Sunday, 9 November 2008

Hector Peterson Museum, Orlando West, Soweto

Yesterday, I had a day off - went to the Hector Peterson Museum here in Soweto. I had been there before, but found it to be such a powerful museum that I knew that I wanted to return.

The photo of Hector Peterson’s lifeless body made headlines around the world in 1976 and did the powerful job of bringing Apartheid’s atrocities to governments that had previously denied such problems existed. He was a 13 year old school student who was marching in protest of having to learn Afrikaans in school. His shooting by the South African police along with the bloodshed that occurred on the 16th of June 1976 sparked the youth of South Africa to rise up against the Apartheid government. But my paragraph does not do his story or the other youth’s stories justice, so please read more about it here.

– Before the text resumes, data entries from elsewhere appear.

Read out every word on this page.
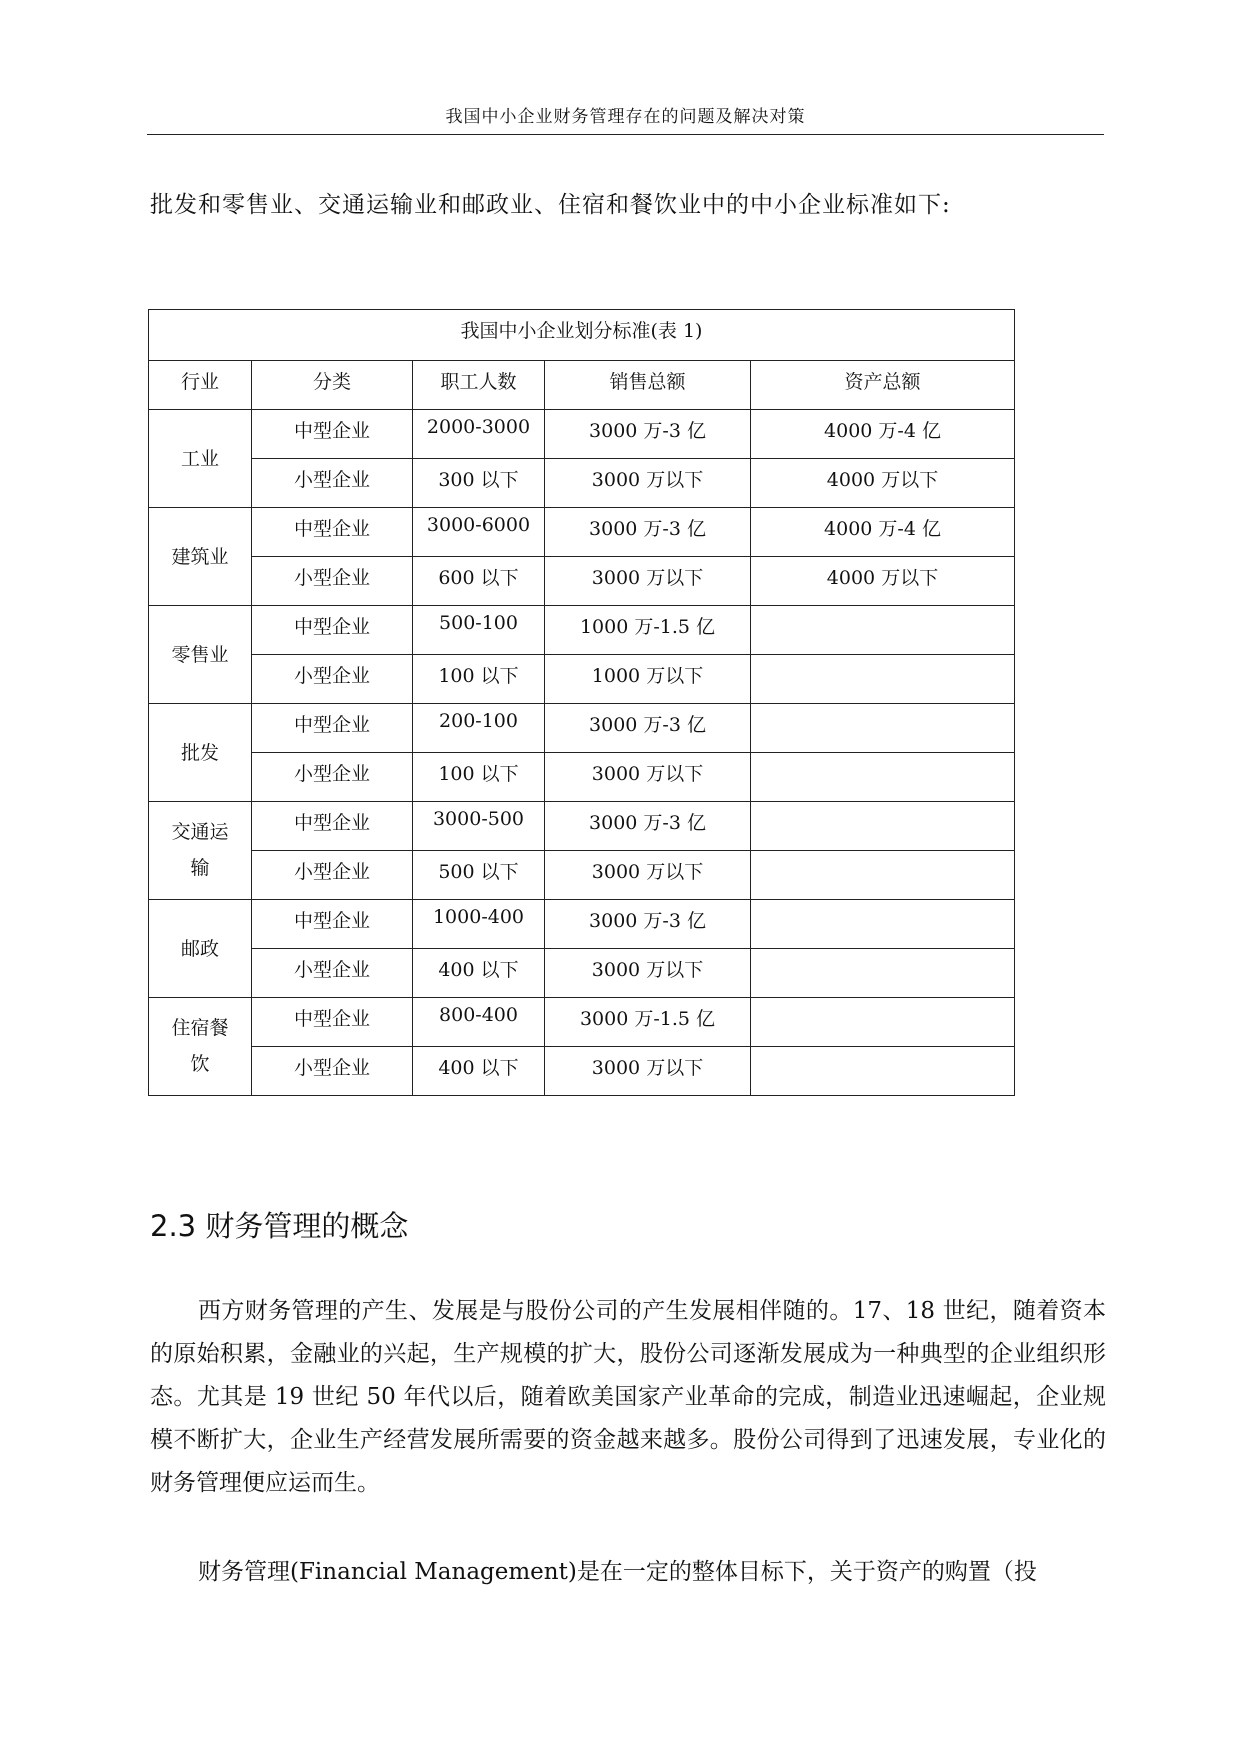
我国中小企业财务管理存在的问题及解决对策
批发和零售业、交通运输业和邮政业、住宿和餐饮业中的中小企业标准如下:
我国中小企业划分标准(表 1)				
行业	分类	职工人数	销售总额	资产总额
工业	中型企业	2000-3000	3000 万-3 亿	4000 万-4 亿
	小型企业	300 以下	3000 万以下	4000 万以下
建筑业	中型企业	3000-6000	3000 万-3 亿	4000 万-4 亿
	小型企业	600 以下	3000 万以下	4000 万以下
零售业	中型企业	500-100	1000 万-1.5 亿	
	小型企业	100 以下	1000 万以下	
批发	中型企业	200-100	3000 万-3 亿	
	小型企业	100 以下	3000 万以下	
交通运输	中型企业	3000-500	3000 万-3 亿	
	小型企业	500 以下	3000 万以下	
邮政	中型企业	1000-400	3000 万-3 亿	
	小型企业	400 以下	3000 万以下	
住宿餐饮	中型企业	800-400	3000 万-1.5 亿	
	小型企业	400 以下	3000 万以下	
2.3 财务管理的概念

西方财务管理的产生、发展是与股份公司的产生发展相伴随的。17、18 世纪，随着资本的原始积累，金融业的兴起，生产规模的扩大，股份公司逐渐发展成为一种典型的企业组织形态。尤其是 19 世纪 50 年代以后，随着欧美国家产业革命的完成，制造业迅速崛起，企业规模不断扩大，企业生产经营发展所需要的资金越来越多。股份公司得到了迅速发展，专业化的财务管理便应运而生。

财务管理(Financial Management)是在一定的整体目标下，关于资产的购置（投
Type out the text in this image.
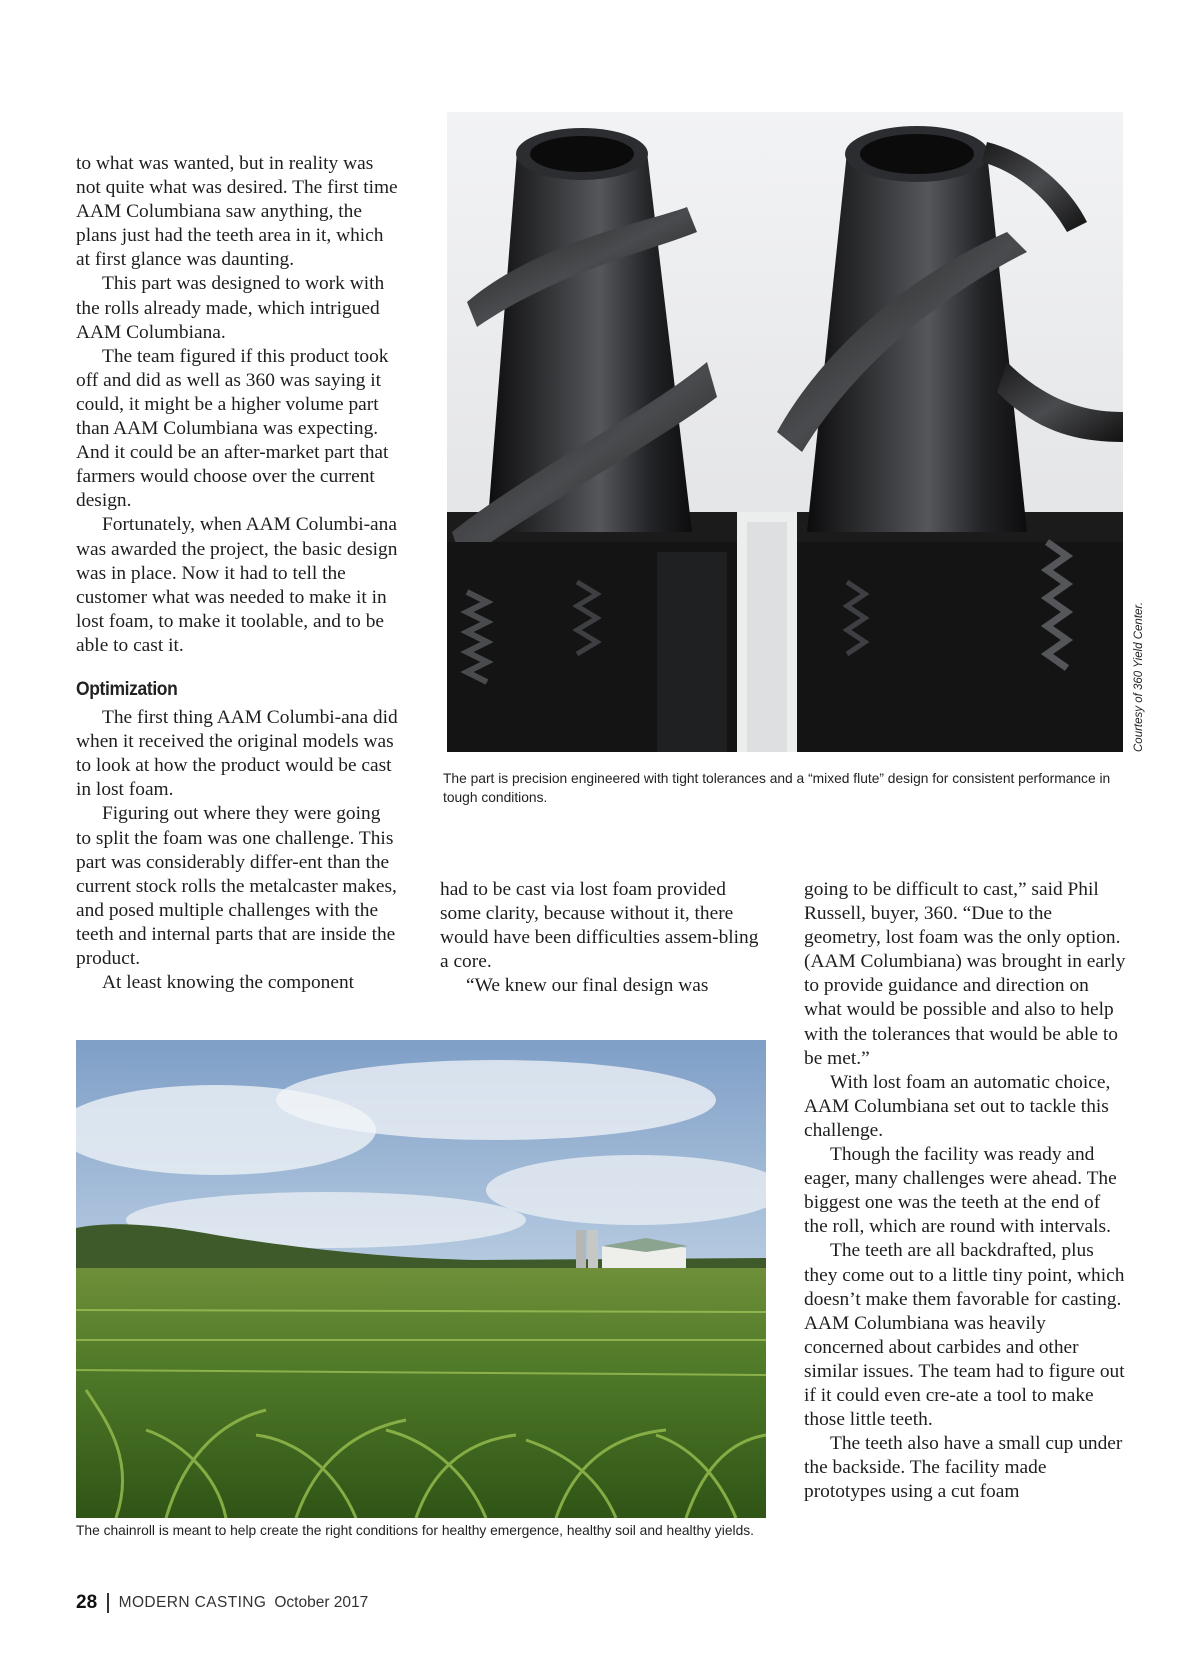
to what was wanted, but in reality was not quite what was desired. The first time AAM Columbiana saw anything, the plans just had the teeth area in it, which at first glance was daunting.

This part was designed to work with the rolls already made, which intrigued AAM Columbiana.

The team figured if this product took off and did as well as 360 was saying it could, it might be a higher volume part than AAM Columbiana was expecting. And it could be an after-market part that farmers would choose over the current design.

Fortunately, when AAM Columbi-ana was awarded the project, the basic design was in place. Now it had to tell the customer what was needed to make it in lost foam, to make it toolable, and to be able to cast it.

Optimization

The first thing AAM Columbi-ana did when it received the original models was to look at how the product would be cast in lost foam.

Figuring out where they were going to split the foam was one challenge. This part was considerably differ-ent than the current stock rolls the metalcaster makes, and posed multiple challenges with the teeth and internal parts that are inside the product.

At least knowing the component

had to be cast via lost foam provided some clarity, because without it, there would have been difficulties assem-bling a core.

“We knew our final design was

going to be difficult to cast,” said Phil Russell, buyer, 360. “Due to the geometry, lost foam was the only option. (AAM Columbiana) was brought in early to provide guidance and direction on what would be possible and also to help with the tolerances that would be able to be met.”

With lost foam an automatic choice, AAM Columbiana set out to tackle this challenge.

Though the facility was ready and eager, many challenges were ahead. The biggest one was the teeth at the end of the roll, which are round with intervals.

The teeth are all backdrafted, plus they come out to a little tiny point, which doesn’t make them favorable for casting. AAM Columbiana was heavily concerned about carbides and other similar issues. The team had to figure out if it could even cre-ate a tool to make those little teeth.

The teeth also have a small cup under the backside. The facility made prototypes using a cut foam

The part is precision engineered with tight tolerances and a “mixed flute” design for consistent performance in tough conditions.
Courtesy of 360 Yield Center.
The chainroll is meant to help create the right conditions for healthy emergence, healthy soil and healthy yields.
28 MODERN CASTING October 2017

After the Museum, I went to the local shabeen called ‘The Shack.’ Football was on – the Orlando Pirates verses the Free State All Stars. Now, judging from my little knowledge of football especially here in South Africa, I figured that since I was in Orlando West, we all must be cheering for the Orlando Pirates. Much like the fine lines that divide supporters throughout London, Soweto is just the same. You see, the Orlando Pirates are from Orlando EAST not West. Any fool knows that….. right? Unfortunately, I cheered at all the wrong times and soon realized my error. But, as they knew I was not a local, they let me get away with nary a scratch.

After abandoning the game in exchange for taking politics, I soon found a circle of friends in the back of the Shack. My new friend Moeketsi was trying to convince me that having a girlfriend and a wife or at the least several girlfriends was not only typical, but also necessary so the man could ‘shop around’ or ‘have one under my arm’ (which was neatly accompanied by a arm gesture that looked similar to miming putting a small handbag under your armpit).

Although I argued back citing HIV / Aids and children would be possible consequences of said ‘shopping around,’ he was not convinced, though he grudgingly admitted that he would like to fall in love with one woman and get married, but he just can’t imagine falling in love nor not always having ‘one under his arm.’ And he also admitted that logically, it isn’t right, proper or a good idea, but what does logic matter when you get ‘bored’ as he says…..

I looked around for support from the females in the group and although they agreed with me, there was no questioning of Moeketsi as they just seemed resigned that it was just unchangeable behaviour and attitudes….. Where oh Where is Theatre for a Change when you need it? I fantasized that the company could just swoop in, do a bit of that fancy interactive theatre stuff and kick this guy’s arse. But, alack, there was no arse kicking, no change of behaviour & no Theatre for a Change. Hmmm, might have to do something about that……

So after an extended bit of friendly sparring, what we could agree upon is that we wanted to hear some music. So, they mentioned a bar, I agreed and we jumped into his friend, Phinda’s minibus (now, a bit of backstory for all of you worry worts out there… No, neither Phinda nor Moeketsi is a Pa Joe-like character and no, I did know them from Eve. They are friends with one of the tour guides with whom I have been talking to since arriving. They are all interested in promoting Soweto and making sure that us foreigners come back with happy tales to tell. So I was taken care of; they were nothing but excellent hosts).

We went to this excellent bar in the middle of Soweto, I never having been there, but I felt like I was in a bar in Italy – huge green space (with the typical breezeblock walls and guard at the front entrance) and a thatched roof restaurant. I felt that it was miles away from what many who avoid at all costs Soweto say this place is like. IT IS NOT TRUE. TRY IT YOURSELF!! Get out of your air-conditioned macrobus tour of Soweto and see what happens.